The George Washington Chapter began its partnership with the NCA in 2008 when funds were raised to purchase and donate a four-person electric cart to transport families to the cemetery. They also dedicated a “rock” in the memorial aisle that reads, “In memory of all soldiers of the Revolutionary War whose burial place is known only to God.”

In 2009, which was the chapter’s first year of participation in wreaths, there were nearly 3,000 graves and only 800 wreaths were placed. The Chapter obtained sponsorships for approximately 40 crowns. To show how this program has grown, with a count of around 17,000 people buried last year, we have placed 16,000 wreaths. Of this, the George Washington Chapter was responsible for 3,184 wreaths, making us the largest, out of 30 other groups, to collect sponsorships for this cemetery and last year, for the sixth year, with the graves already decorated by families, each grave has been marked. It is so humbling to join family, friends, veterans, youth and church groups and other volunteers who took the time on a cold, rainy Saturday last December to lay wreaths at these graves. Organizers encourage attendees to not just lay wreaths, but to take a moment to read the name of the person buried there as well as their branch of service and the war they participated in.

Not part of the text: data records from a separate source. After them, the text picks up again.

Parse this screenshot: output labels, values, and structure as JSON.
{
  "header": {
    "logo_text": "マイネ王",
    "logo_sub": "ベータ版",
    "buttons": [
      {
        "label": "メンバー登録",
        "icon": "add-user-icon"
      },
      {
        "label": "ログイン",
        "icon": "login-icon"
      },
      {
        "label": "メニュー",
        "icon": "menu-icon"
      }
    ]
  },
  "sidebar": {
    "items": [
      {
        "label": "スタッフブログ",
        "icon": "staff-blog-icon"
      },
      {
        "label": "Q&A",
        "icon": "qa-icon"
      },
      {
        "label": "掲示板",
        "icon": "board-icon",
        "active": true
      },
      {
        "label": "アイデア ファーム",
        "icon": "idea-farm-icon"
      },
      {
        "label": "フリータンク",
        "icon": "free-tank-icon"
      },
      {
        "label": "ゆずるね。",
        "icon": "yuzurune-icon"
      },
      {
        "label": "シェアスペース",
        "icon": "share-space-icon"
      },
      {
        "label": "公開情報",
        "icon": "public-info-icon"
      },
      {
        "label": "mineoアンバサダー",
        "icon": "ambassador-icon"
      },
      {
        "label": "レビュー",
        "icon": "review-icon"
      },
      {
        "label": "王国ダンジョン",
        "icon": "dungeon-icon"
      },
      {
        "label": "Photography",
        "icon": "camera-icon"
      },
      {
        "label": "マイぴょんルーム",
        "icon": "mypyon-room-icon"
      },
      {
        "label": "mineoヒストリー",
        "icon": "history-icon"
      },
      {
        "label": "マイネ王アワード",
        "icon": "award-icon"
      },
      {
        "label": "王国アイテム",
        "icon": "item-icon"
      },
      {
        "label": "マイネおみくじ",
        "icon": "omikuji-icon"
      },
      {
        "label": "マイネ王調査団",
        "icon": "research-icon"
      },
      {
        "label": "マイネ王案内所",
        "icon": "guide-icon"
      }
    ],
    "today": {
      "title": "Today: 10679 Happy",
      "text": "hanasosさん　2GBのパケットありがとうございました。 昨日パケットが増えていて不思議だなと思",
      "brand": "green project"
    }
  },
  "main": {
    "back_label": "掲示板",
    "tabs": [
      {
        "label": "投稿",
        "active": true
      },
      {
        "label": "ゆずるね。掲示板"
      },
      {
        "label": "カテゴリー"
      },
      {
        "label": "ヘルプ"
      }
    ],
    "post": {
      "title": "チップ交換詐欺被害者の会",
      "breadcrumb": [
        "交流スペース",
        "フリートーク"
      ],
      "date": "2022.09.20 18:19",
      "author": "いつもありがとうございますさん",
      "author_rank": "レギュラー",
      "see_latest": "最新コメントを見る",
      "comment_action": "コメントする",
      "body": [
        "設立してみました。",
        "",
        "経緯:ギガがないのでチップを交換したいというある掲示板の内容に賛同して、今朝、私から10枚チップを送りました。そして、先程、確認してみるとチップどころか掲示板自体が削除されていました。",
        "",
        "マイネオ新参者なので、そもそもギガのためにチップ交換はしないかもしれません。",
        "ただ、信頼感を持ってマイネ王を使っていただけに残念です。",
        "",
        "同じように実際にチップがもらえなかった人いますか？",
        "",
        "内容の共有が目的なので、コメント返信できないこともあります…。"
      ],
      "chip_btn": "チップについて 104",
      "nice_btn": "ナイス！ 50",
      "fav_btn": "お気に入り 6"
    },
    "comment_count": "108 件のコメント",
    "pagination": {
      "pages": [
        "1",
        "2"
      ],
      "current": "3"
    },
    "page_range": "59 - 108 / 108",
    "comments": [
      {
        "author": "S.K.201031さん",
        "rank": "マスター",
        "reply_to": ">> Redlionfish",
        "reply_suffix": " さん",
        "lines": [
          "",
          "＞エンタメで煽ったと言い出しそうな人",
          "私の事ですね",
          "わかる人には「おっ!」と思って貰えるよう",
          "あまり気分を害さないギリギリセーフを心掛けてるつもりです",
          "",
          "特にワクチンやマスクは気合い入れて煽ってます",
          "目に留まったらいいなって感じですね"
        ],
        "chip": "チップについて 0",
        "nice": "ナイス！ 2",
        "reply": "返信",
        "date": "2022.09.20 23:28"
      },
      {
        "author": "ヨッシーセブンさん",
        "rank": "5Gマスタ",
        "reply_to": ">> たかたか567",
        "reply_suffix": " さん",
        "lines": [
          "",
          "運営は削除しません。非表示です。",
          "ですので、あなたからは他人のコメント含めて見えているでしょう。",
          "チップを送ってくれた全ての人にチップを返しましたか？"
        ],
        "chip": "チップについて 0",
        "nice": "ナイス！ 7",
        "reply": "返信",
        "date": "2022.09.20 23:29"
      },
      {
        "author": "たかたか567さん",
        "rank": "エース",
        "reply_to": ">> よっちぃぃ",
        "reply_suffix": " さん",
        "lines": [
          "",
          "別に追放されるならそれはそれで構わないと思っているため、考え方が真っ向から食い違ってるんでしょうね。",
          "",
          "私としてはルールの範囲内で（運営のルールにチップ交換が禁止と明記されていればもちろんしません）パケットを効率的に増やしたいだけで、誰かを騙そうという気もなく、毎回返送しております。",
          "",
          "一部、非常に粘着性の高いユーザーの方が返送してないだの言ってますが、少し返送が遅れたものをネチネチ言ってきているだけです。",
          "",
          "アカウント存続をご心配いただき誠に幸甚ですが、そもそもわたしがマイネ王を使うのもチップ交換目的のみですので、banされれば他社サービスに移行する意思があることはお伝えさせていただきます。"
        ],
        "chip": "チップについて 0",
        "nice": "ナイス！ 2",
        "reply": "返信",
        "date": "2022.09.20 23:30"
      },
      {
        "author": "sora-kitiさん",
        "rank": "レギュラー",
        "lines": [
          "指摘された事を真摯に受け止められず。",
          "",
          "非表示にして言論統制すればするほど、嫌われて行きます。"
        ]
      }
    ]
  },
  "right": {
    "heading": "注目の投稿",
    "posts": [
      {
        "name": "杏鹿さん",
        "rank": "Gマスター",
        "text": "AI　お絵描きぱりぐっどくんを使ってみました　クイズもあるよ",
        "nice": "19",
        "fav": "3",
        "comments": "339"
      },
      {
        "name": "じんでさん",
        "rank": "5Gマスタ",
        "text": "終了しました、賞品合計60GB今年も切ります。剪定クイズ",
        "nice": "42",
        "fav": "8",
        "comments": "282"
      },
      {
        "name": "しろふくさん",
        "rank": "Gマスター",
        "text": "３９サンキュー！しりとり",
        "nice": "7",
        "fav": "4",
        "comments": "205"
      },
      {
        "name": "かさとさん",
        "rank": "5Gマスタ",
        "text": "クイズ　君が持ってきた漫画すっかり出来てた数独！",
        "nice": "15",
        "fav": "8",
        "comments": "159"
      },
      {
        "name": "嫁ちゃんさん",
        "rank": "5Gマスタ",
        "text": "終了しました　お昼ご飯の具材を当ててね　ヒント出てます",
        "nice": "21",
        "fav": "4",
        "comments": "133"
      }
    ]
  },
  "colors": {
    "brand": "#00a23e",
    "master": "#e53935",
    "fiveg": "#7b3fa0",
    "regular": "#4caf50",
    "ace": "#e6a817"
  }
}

The chapter has launched its 2021 campaign and their wish is that Ohio Valley residents consider sponsoring a wreath or wreaths. The cost is $15 each. The George Washington Chapter does three for two, which means that for every two crowns sponsored, a third is provided at no additional cost. This year, National Wreath Day across America is scheduled for December 18 at more than 2,700 participating locations. This is a free and non-political event open to all, but again this year the ceremonies will be a little different at the Alleghenies National Cemetery due to the ongoing construction work in the cemetery. Wreath laying will take place over three days due to limited parking.

“To those who serve in our armed forces today, to those we have lost, and to those who have made the ultimate sacrifice so that we can enjoy the freedoms of this great country, we promise we will not forget,” specify the chapter. “In life they honored their country and now it’s a chance for us to honor them.”

Those who wish to sponsor one or more crowns can send their check to “Crowns Across America” and send c/o Gary Timmons, 13 Elm Lane, Wheeling, WV 26003.